Competition toward the next generation of supersonic aircraft
continues to heat up, with a number of announcements in the past two weeks:
  • Hermeus Corporation won a $1.5 million prototyping award from the U.S. Air Force to work with the Presidential and Executive Airlift Directorate, exploring potential modifications necessary to work their technology into a future executive fleet.

    Hermeus plans to bring Mach 5 flight to commercial aerospace, with an engine prototype successfully demonstrated earlier this year.

  • Boom Supersonic, slated to unveil its one-third sub-scale XB-1 demonstrator in October, recently partnered with Rolls-Royce to find the right propulsion system for its debut aircraft, the Overture.

  • Virgin Galactic, known primarily for its work toward commercial space tourism, jumped into the supersonic fray last week, announcing it will work with Rolls-Royce on a 9-19 passenger business jet that can fly at Mach 3.
While the next Air Force One, expected to be delivered next year, will be a modified Boeing 747-8, the Air Force’s award to Hermeus shows interest in something quite different — and quite a bit faster — for the generation of executive aircraft after that.

To get to market, Hermeus will have to raise a lot more money. A seed round and $1.5 million from AFWERX won’t build an airplane — and certainly not one that travels at Mach 5.

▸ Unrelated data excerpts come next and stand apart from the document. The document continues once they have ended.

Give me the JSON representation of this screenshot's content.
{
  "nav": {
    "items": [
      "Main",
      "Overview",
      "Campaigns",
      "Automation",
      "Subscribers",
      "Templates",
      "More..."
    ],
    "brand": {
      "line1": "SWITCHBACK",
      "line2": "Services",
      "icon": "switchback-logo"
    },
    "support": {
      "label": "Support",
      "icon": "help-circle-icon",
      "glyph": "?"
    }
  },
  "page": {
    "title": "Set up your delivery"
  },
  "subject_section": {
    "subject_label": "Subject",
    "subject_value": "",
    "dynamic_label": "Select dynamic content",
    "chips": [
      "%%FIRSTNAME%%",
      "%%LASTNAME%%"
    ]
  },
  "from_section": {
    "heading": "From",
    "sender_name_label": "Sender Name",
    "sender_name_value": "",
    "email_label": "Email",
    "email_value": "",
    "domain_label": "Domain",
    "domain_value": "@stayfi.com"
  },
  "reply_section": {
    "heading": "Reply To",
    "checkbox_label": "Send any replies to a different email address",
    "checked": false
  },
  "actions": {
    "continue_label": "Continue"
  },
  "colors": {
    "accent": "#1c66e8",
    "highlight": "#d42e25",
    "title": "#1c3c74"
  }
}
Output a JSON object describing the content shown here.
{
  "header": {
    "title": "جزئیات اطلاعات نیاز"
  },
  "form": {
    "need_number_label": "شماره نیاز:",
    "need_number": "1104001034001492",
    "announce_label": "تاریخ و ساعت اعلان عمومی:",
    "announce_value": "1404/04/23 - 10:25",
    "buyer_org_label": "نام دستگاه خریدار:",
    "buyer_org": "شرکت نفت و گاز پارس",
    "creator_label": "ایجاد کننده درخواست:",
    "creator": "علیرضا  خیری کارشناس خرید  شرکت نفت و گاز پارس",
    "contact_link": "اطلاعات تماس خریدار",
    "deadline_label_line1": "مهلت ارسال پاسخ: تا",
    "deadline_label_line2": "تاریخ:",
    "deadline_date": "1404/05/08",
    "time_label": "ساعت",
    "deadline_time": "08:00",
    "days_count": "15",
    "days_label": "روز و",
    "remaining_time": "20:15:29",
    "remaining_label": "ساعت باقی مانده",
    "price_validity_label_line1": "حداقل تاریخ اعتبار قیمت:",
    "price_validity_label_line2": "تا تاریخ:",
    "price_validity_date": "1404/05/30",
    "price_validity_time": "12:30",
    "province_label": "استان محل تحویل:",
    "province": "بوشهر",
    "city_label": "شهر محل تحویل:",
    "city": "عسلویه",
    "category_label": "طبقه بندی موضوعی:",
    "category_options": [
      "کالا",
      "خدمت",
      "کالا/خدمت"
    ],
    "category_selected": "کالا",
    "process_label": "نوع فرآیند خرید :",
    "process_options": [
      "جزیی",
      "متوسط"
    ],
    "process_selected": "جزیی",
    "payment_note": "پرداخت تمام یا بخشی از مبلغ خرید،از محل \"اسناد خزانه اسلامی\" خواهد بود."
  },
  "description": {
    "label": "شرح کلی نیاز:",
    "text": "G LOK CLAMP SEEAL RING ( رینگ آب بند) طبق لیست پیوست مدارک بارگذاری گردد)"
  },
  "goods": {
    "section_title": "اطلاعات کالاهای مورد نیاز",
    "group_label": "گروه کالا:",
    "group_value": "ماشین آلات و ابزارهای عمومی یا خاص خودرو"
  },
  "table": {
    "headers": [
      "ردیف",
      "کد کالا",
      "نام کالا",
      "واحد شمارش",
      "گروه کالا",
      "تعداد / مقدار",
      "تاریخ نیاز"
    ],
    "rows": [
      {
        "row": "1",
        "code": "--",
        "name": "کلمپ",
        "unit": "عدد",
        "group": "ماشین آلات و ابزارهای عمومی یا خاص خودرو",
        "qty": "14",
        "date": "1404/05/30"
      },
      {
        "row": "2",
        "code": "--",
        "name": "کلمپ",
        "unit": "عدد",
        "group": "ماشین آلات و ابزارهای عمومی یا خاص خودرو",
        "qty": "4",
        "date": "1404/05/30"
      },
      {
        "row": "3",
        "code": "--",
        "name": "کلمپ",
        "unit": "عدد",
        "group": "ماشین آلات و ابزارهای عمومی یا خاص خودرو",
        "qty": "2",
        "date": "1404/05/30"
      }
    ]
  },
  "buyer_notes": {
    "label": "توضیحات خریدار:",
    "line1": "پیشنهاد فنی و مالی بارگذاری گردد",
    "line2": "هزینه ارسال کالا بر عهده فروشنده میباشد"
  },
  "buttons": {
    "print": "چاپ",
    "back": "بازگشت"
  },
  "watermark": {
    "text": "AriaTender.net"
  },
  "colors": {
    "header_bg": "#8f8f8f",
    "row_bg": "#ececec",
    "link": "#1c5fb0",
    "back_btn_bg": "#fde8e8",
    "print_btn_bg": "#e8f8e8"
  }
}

Richard Aboulafia, vice president of analysis at the Teal Group, tells us the business case for Hermeus’ vision — commercial airline supersonics — is “extremely difficult.”

Aboulafia: “I just don’t see how anyone can make money with supersonics in the commercial market. But private aviation is another story. There’s definitely a group of private jet users out there who don’t mind paying more and flying in a much smaller plane, and with much shorter ranges, in order to fly supersonic. And once there is a business jet that can buy a supersonically, there will be a military and government market for that jet.”

With a 20 pax aircraft, Hermeus believes it does have a path to both private and commercial aviation markets — the latter through business and first class, not economy.

AJ Piplica, co-founder of Hermeus: “Once you're over the drag hump at Mach 1, the per seat-mile costs don't change much … the fuel costs per seat-mile are higher than subsonic, but crew, amortization, and maintenance cost per seat-mile are lower, which keeps the overall costs point profitable around today's business class prices.”

Piplica adds: “There’s still lots of uncertainty that needs to be bought down to realize that cost point, which is why we're building, flying and iterating through multiple aircraft before we get too deep into Transport.”